Wednesday, July 18, 2012

Untuk pengetahuan --- Memahami penentuan awal bulan hijriyah

Bismillahirrahmanirrahim
 
Pada dasarnya, tak ada ayat al-qur’an yang menyinggung secara jelas dan spesifik atas metode penentuan awal bulan hijriyah. Yang ada hanyalah panduan umum untuk menggunakan matahari dan bulan sebagai patokan dalam mengetahui perputaran waktu (Al-‘Anam: 96, Yunus: 5, Ar-Rohman: 5).
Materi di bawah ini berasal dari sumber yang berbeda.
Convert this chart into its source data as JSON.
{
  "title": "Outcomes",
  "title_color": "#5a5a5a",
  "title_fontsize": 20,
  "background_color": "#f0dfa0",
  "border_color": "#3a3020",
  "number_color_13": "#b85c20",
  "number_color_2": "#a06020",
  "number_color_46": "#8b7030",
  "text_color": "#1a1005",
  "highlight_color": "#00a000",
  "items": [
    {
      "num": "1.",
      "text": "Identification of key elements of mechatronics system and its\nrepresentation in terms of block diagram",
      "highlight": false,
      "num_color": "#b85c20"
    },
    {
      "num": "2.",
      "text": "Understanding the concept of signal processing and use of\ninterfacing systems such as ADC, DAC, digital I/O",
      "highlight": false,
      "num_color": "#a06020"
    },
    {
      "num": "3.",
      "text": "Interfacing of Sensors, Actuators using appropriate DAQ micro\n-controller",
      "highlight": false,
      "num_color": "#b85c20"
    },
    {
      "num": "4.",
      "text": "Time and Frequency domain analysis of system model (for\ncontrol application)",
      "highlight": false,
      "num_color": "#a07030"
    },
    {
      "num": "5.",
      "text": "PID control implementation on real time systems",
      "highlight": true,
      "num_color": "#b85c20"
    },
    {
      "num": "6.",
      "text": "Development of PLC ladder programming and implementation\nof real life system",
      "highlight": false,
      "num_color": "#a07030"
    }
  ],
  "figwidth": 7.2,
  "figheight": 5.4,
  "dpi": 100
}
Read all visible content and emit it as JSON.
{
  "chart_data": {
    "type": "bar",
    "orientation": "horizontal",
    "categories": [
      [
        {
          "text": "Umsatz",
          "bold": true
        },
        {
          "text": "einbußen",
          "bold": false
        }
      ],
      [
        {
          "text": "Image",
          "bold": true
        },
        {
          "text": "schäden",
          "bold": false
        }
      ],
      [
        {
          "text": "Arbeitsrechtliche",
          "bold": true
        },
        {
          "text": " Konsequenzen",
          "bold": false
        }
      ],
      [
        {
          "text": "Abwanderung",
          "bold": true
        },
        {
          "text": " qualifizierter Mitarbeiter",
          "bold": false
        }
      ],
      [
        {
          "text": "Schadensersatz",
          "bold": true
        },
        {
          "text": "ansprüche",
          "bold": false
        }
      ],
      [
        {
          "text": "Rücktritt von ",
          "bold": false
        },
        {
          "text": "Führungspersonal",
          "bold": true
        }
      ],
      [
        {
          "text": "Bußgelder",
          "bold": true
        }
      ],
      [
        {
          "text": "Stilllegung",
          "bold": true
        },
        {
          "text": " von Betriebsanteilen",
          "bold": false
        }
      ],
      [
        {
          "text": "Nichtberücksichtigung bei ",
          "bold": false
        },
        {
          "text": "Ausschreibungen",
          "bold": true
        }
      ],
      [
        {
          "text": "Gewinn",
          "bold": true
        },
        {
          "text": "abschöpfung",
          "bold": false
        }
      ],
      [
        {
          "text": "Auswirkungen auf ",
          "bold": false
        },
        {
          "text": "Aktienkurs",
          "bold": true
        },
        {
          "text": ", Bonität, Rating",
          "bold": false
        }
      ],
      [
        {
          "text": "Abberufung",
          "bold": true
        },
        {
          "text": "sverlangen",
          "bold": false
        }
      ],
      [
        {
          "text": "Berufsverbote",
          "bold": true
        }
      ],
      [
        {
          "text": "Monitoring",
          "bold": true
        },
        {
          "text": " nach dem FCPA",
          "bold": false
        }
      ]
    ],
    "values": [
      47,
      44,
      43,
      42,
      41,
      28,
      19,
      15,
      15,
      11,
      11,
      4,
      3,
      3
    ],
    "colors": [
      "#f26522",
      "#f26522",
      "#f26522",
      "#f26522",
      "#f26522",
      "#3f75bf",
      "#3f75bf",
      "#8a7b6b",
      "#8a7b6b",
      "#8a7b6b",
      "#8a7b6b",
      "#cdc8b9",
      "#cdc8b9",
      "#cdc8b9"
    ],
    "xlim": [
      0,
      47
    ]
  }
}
Ayat 185 surat Al-Baqoroh yang diduga sebagai landasan penetapan awal bulan Islam (khususnya bulan Ramadlan) sebenarnya sama sekali tidak menyinggung tentang metode penetuan awal bulan dalam Islam, hal ini sedikitnya karena empat alasan:
Pertama: Kata شهد dalam bahasa arab tidak mempunyai arti melihat, tetapi ada di tempat atau tidak bepergian, dan juga mengetahui. Sementara yang mempunyai arti melihat adalah شاهد dengan tambahan alif setelah syin. Bisa juga kata شهد berarti mengetahui, sehingga artinya mengetahui masuknya bulan Ramadlon.[1]
Kedua: Kalimat selanjutnya yaitu فمن كان منكم مريضا أو على سفر menjadi penguat atas kata شهد dengan arti hadir di tempat.[2]
Ketiga: Dan jika saja kata شهد diartikan dengan melihat, maka puasa Ramadan hanya wajib bagi orang yang melihat bulan saja, sedangkan yang lain tidak.[3]
Keempat: ال dalam kata الشهر berfungsi للمعهود السابق (penyebutan sesuatu yang telah lewat), sehingga maksud الشهر dalam ayat tersebut bukanlah bulan muda, melainkan bulan Ramadan.[4]
Oleh karena itu, metode penetapan awal bulan dalam Islam hanya didasarkan pada hadits Nabi Muhammad SAW, bukan pada Al-Qur’an. Hadist-hadist shahih menetapkan bahwa dalam menentukan awal bulan Hijriyah, khususnya bulan Ramadhan, Syawal, dan Dzulhijjah dengan salah satu dari tiga metode: pertama melihat hilal (ru’yatul hilal), kedua menyempurnakan bulan yang bersangkutan (ikmal), dan yang ketiga memperkirakan “keberadaan” hilal (dengan ilmu hisab/falak). Hanya saja cara yang terakhir ini masih dipertentangkan oleh para sarjana fiqih Islam.